Forgiveness. It was the key to my heart. I hadn’t realized I had swallowed that key as a young child. I had run ahead of my heart, not trusting love. Not trusting myself. Chasing success to compensate.

Suddenly, my thirty-plus years as an engineer at a successful technology company didn’t fill the deepest yearnings of my heart. I left my job and steady paycheck.

I started hosting events in my home that embraced the arts – writing, painting, dancing, singing.  I formed a non-profit that supported education and health projects for at-risk communities around the world.  

I practiced leading with my heart, instead of my head. Slowly I learned to connect authentically with others. With myself.  Staying In the moment with full presence. Learning to be a blessing in each moment, instead of a curse.

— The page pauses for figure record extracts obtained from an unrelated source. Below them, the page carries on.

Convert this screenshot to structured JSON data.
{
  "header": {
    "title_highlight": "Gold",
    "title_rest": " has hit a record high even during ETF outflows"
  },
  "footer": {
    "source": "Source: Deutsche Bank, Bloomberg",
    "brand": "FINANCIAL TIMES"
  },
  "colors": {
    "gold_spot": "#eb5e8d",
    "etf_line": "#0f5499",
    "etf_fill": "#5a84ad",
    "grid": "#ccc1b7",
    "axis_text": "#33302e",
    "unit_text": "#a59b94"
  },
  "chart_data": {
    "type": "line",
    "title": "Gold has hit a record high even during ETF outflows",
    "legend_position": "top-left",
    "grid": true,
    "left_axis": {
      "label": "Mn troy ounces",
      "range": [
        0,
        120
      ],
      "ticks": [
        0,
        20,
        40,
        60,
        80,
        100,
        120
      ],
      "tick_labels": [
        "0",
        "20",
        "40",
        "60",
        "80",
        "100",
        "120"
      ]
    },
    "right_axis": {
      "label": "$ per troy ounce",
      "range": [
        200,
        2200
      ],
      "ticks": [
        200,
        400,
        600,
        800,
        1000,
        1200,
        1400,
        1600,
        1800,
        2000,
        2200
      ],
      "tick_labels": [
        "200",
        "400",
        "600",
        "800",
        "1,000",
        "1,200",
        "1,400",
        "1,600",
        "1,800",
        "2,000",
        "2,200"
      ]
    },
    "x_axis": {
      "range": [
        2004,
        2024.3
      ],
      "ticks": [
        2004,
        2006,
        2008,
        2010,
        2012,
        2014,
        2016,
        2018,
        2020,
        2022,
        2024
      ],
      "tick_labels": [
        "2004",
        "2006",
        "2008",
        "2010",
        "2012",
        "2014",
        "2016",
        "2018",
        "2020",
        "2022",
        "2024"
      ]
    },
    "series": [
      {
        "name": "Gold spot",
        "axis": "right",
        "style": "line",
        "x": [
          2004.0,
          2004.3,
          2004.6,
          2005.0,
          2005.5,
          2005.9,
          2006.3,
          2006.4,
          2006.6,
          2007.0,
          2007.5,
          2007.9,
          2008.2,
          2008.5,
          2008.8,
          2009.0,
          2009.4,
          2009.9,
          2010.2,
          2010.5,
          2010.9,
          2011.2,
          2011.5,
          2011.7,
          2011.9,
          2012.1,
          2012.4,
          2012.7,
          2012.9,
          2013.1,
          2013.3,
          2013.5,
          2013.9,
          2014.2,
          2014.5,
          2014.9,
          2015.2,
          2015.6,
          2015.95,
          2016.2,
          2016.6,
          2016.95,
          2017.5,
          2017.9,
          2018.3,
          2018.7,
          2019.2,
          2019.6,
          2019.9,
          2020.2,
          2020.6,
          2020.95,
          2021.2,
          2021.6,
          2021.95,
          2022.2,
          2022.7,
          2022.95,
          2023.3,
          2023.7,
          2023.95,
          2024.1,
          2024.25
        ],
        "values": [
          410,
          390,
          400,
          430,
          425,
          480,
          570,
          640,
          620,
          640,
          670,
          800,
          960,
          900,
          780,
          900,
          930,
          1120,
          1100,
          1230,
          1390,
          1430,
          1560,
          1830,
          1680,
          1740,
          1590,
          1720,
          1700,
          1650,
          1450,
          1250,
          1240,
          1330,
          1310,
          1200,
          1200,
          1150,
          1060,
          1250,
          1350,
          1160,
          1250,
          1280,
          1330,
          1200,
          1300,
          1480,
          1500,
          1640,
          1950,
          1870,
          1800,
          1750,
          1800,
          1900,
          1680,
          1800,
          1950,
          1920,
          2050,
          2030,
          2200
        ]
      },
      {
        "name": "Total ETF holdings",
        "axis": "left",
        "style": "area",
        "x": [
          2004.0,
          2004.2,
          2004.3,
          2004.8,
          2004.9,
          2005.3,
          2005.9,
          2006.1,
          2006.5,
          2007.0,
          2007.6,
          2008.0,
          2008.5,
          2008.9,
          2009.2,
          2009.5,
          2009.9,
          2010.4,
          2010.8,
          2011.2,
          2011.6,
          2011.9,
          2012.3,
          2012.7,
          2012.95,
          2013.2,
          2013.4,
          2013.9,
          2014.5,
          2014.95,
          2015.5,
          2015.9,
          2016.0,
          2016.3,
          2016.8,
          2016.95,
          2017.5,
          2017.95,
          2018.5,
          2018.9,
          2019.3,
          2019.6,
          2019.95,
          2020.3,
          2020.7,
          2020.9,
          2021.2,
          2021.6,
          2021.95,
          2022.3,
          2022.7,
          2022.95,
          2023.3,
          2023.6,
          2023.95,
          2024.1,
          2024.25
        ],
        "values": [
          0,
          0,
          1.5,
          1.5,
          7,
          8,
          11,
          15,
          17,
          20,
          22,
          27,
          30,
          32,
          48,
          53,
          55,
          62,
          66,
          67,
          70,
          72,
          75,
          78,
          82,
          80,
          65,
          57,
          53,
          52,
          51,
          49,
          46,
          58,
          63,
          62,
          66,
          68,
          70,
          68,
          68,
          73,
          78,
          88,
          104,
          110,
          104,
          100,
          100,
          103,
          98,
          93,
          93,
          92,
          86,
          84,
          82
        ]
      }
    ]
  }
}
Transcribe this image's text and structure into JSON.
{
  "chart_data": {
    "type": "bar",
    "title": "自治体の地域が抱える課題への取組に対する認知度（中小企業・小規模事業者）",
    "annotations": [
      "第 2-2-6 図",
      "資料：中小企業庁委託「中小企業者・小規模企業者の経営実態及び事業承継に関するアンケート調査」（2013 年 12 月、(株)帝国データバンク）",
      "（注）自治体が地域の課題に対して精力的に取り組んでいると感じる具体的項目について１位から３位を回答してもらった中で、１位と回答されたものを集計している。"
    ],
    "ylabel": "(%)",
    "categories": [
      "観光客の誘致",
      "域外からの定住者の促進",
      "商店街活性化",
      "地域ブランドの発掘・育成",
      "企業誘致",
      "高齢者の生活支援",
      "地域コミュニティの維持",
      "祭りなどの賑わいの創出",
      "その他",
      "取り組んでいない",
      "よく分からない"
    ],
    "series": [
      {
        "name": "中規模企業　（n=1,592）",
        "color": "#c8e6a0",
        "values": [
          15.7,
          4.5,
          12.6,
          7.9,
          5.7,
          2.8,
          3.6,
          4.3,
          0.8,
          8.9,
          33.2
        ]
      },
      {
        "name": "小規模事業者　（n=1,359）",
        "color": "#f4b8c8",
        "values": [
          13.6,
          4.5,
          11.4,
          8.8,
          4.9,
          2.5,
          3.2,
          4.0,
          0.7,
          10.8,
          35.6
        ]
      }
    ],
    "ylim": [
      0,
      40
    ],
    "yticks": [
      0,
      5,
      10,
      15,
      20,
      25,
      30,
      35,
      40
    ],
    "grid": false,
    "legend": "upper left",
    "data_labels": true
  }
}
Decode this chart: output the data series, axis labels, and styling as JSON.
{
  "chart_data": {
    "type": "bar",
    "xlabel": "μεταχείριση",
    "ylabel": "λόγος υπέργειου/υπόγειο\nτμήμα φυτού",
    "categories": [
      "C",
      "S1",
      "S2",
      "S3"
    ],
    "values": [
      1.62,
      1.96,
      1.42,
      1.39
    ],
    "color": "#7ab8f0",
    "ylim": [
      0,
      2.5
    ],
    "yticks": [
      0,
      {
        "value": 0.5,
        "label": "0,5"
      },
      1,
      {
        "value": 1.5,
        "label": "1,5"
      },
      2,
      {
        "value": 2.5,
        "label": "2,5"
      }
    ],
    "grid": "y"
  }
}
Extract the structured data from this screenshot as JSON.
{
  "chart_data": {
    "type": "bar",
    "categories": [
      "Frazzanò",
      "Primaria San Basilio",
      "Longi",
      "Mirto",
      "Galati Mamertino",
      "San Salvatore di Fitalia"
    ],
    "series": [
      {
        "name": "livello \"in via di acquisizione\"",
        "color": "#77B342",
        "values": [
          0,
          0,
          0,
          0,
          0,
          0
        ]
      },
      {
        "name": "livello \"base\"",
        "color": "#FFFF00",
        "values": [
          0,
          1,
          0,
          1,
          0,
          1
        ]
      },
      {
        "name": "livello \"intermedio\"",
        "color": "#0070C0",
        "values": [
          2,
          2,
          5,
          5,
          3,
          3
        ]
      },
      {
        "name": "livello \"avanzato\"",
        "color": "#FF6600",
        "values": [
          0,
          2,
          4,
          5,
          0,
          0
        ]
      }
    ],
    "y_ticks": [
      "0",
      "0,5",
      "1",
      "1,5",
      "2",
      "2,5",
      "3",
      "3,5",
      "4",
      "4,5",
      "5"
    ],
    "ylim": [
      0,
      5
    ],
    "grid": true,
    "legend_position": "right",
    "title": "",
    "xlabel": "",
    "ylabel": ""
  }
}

It was a relief to let go of all those math equations running in my head. Instead, with a courage I didn’t know I had, I put my story on the page, reclaiming my buried diary of so many years ago. 

I am so grateful I found the key to my heart. It’s never too late.

Forgiveness. Wholeness.

I am here.

About the Author

Lena Fein is an author, retired engineer, and philanthropist based in San Francisco. A graduate of Engineering at UC Berkeley, Lena spent decades as Vice President of Sales and Marketing at a successful high tech company. When Lena was fifty-one, her mother died which propelled Lena on a path of healing from childhood abuse and trauma. Her debut memoir, Shattering the Mirror, explores her transformative journey to wholeness. Lena believes it is never too late to reclaim your freedom and truth. Now in her late sixties, Lena can often be found taking long walks by the San Francisco Bay and hugging her grandchildren.